The question now is whether the agreements already concluded between the US and several countries, including the EU, Bangladesh, Vietnam, Indonesia, Taiwan, UK will be exempted? There are total confusion and countries concerned are completely in the dark. India which had announced the impending conclusion of an ambitious bilateral agreement has put on hold the negotiations. In the face of uncertainty, they prefer to await and see the next move of the US President. It is not clear what China will do. Their first reaction is that Trump must abandon his tariff policy in the light of the Supreme court ruling. The case of Bangladesh is telling.

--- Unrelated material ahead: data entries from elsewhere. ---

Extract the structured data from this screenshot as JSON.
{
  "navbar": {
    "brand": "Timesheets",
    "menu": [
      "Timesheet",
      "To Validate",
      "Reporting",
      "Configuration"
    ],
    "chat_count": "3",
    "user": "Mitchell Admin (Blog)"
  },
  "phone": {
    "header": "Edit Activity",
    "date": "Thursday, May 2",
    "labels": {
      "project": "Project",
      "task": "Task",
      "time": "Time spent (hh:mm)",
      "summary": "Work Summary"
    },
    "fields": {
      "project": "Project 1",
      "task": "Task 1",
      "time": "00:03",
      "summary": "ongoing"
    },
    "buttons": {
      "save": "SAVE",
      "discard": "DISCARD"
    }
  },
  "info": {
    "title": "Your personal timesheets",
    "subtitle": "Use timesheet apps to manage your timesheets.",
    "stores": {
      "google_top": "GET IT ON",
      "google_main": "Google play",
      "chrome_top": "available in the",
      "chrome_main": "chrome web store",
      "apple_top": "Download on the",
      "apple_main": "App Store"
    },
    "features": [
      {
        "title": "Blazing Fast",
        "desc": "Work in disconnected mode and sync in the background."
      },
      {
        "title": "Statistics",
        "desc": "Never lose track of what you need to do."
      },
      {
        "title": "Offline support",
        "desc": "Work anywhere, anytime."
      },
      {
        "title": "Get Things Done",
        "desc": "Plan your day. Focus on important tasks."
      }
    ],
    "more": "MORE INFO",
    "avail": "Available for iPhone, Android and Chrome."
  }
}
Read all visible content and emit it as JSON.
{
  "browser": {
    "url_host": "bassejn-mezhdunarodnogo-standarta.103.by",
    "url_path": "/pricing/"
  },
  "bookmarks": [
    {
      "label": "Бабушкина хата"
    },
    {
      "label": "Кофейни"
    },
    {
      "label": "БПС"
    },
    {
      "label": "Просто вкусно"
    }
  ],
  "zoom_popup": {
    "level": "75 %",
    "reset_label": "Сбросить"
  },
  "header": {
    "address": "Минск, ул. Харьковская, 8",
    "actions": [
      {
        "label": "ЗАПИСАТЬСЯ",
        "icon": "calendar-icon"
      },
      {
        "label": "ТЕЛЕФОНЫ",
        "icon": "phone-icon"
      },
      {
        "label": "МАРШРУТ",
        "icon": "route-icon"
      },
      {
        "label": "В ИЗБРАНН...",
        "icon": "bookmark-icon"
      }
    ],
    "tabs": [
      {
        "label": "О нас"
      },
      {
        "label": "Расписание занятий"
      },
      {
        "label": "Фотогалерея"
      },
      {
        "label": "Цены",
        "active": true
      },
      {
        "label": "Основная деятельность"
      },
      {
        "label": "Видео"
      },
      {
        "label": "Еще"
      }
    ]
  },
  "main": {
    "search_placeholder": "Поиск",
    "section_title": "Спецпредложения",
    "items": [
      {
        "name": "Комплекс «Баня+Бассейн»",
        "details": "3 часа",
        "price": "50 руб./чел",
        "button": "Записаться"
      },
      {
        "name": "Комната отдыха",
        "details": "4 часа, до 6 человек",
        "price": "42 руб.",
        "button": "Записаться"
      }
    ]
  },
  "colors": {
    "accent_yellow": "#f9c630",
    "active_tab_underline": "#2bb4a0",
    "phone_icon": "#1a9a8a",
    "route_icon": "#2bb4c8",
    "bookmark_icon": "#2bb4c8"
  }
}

It had managed to obtain duty free treatment for a range of textiles and clothing and some other products and a tariff of 19% on the rest. In fact, Mauritius could have negotiated an agreement based on the Bangladesh model to secure dutyfree treatment for our key exports. But with the new tariff, Bangladesh exports to the US are expected to be taxed at the prevailing MFN tariff + the 10% tariff.
What about Mauritius?
Mauritius and the other AGOA beneficiaries may be in a more comfortable position. In theory, given that AGOA has been extended for one year, they will be taxed only at 10%, by virtue of being exempted from MFN tariffs. It might give our products a competitive edge if our competitors are to be taxed at MFN+10% additional tariff. On the understanding that this is the case, it’s a favourable situation we must harness to the maximum: be more aggressive in terms of marketing and trade promotion and target new buyers. Nonetheless, we should continue to explore the conclusion of a mutually beneficial comprehensive Economic Partnership Agreement with the US, either bi-laterally, regionally or continent wide, one based on solid legal foundations that is predictable and provide certainty. These are important prerequisites for trade and investment.